No. It was in the Constitution as originally written. The 3/5 compromise was made because if slaves had counted as full population, the Southern states would have dominated the House of Representatives. Northerners didn't want slaves to count at all because they couldn't vote.
Thus the compromise, which has nothing to do with the Missouri Compromise. That was the agreement to allow Missouri into the Union as a slave state, but that any new states admitted had to not tip the balance in the Senate. So Maine was admitted at the same time as Missouri.
The Kansas-Nebraska Act basically only allowed future slave states below the Mason-Dixon line.
Isn't that a Dominion program?
No. It was in the Constitution as originally written. The 3/5 compromise was made because if slaves had counted as full population, the Southern states would have dominated the House of Representatives. Northerners didn't want slaves to count at all because they couldn't vote.
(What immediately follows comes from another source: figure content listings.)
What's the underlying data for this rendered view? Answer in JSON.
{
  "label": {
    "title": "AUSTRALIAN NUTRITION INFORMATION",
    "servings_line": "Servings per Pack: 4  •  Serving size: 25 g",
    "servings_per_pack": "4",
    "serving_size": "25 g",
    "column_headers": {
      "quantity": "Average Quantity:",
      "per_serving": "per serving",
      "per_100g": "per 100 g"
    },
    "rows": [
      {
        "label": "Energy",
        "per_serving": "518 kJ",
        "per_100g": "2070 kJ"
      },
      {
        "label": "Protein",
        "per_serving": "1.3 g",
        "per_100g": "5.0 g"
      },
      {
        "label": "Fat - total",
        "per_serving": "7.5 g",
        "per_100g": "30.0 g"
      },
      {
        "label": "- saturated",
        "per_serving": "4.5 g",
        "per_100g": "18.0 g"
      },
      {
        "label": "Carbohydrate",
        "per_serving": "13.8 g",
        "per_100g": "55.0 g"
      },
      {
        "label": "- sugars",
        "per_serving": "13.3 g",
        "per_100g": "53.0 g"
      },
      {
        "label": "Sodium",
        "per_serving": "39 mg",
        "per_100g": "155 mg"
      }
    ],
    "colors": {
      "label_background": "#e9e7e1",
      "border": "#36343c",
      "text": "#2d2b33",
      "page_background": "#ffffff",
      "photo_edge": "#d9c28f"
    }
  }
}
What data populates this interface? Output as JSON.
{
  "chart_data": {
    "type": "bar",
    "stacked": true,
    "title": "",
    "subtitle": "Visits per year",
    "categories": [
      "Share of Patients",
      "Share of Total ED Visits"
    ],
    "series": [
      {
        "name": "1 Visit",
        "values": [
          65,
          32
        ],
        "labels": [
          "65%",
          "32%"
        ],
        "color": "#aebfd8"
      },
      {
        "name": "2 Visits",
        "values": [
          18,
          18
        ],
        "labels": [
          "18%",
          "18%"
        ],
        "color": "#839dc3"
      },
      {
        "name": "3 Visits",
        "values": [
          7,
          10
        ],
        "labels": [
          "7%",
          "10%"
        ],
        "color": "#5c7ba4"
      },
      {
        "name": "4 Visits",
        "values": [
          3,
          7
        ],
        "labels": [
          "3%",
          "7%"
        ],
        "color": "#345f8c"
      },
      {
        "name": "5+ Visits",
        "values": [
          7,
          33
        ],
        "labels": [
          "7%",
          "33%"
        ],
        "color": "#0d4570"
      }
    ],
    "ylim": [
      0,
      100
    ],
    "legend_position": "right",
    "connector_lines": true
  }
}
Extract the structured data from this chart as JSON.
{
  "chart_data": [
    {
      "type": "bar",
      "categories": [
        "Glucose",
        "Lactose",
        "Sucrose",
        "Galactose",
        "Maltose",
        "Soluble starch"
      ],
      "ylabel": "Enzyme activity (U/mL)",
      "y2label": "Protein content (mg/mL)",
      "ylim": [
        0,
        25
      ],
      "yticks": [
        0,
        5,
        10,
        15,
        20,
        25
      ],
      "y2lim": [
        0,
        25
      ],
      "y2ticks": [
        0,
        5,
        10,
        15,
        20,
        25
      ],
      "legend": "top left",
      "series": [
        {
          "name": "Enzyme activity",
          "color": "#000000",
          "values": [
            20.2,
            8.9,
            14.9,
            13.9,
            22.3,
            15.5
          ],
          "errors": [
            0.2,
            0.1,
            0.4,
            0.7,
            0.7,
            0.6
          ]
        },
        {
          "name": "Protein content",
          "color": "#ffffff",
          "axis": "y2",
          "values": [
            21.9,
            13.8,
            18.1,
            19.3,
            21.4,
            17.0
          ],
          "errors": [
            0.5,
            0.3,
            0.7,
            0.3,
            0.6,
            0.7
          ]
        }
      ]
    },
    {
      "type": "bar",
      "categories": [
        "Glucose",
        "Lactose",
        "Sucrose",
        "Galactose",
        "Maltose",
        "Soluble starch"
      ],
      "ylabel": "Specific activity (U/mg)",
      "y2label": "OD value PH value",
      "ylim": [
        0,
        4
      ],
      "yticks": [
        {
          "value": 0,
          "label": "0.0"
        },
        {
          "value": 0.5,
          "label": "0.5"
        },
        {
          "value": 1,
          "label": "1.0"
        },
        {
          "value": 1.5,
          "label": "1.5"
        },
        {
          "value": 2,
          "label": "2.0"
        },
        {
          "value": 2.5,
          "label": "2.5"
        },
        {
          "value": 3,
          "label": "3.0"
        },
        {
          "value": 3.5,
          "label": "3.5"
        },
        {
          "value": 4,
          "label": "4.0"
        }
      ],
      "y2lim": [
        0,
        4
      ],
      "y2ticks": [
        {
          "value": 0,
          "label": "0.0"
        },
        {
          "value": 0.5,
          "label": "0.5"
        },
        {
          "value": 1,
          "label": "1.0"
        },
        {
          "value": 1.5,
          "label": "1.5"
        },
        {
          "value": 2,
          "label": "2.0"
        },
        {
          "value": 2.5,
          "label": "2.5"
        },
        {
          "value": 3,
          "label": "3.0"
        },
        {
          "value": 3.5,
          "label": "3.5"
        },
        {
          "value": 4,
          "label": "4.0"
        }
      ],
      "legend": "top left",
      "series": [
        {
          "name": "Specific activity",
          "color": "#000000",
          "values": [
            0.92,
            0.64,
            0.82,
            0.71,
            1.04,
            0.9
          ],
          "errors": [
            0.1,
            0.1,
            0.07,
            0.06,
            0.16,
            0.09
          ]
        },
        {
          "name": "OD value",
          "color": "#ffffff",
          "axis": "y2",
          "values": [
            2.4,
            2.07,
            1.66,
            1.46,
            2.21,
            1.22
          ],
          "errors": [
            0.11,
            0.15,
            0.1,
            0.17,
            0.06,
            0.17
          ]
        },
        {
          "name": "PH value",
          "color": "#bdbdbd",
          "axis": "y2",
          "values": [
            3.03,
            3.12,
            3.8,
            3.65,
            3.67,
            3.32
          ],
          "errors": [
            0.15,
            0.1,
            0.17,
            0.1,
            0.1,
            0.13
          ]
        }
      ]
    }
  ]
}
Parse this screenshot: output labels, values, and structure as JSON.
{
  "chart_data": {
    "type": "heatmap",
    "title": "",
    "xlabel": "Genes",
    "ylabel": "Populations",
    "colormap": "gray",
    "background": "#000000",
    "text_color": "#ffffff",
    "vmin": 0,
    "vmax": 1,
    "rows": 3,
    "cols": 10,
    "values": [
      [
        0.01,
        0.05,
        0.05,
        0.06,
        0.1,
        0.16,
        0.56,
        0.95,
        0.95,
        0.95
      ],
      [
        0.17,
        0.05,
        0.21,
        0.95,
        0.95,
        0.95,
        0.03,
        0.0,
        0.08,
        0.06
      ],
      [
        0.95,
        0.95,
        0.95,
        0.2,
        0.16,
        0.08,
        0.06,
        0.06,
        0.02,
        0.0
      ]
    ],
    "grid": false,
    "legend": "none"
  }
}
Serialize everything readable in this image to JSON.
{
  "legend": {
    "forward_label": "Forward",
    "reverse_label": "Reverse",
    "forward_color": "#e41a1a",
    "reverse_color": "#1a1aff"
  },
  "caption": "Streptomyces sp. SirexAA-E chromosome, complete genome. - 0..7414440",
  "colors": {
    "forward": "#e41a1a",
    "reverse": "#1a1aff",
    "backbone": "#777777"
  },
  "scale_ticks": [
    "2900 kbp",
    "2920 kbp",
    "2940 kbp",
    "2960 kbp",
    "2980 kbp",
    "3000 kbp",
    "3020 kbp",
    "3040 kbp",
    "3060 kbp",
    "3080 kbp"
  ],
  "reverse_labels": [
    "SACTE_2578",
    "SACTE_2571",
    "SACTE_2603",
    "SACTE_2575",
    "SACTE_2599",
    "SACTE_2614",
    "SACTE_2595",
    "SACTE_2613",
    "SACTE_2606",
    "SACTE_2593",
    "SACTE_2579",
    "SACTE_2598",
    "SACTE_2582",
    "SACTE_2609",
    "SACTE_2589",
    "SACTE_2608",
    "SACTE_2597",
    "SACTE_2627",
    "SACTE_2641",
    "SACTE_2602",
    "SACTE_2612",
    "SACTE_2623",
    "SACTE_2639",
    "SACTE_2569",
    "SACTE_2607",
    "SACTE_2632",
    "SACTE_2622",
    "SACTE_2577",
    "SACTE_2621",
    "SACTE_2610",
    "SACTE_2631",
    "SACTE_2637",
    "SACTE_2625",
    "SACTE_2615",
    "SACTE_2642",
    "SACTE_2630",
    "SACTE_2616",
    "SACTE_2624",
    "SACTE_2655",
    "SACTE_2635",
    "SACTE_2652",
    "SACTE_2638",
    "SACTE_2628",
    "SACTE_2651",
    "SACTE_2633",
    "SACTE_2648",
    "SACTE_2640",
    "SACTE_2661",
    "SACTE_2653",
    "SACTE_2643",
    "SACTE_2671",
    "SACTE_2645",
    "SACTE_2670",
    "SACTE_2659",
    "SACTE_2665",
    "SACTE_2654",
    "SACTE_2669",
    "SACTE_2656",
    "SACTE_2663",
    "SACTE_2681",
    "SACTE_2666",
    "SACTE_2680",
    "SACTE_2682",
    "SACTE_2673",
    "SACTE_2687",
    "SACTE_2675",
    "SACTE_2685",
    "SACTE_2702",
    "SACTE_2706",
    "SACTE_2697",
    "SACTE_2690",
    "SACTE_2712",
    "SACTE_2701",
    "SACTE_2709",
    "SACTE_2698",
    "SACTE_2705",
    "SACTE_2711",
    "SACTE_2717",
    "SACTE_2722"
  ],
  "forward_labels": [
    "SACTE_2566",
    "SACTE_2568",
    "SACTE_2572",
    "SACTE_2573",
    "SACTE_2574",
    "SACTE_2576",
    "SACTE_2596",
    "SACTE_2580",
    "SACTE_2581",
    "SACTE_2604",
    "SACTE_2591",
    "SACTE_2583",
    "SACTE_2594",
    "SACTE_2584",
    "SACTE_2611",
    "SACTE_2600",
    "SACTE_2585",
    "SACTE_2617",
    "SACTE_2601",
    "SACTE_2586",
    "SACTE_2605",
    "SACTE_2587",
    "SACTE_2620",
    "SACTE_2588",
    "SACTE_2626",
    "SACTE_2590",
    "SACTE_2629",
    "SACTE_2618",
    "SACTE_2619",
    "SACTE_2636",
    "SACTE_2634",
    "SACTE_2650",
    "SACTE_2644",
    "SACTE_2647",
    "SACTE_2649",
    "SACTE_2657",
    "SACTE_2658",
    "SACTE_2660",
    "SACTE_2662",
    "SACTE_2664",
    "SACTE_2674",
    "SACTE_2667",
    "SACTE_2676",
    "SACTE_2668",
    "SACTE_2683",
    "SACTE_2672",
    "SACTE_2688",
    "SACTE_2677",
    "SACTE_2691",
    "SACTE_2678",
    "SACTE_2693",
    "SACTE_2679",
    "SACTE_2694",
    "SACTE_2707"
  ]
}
Thus the compromise, which has nothing to do with the Missouri Compromise. That was the agreement to allow Missouri into the Union as a slave state, but that any new states admitted had to not tip the balance in the Senate. So Maine was admitted at the same time as Missouri.
The Kansas-Nebraska Act basically only allowed future slave states below the Mason-Dixon line.
If the goal was to not tip the balance in the Senate, does that mean adding Puerto Rico and DC would be unconstitutional?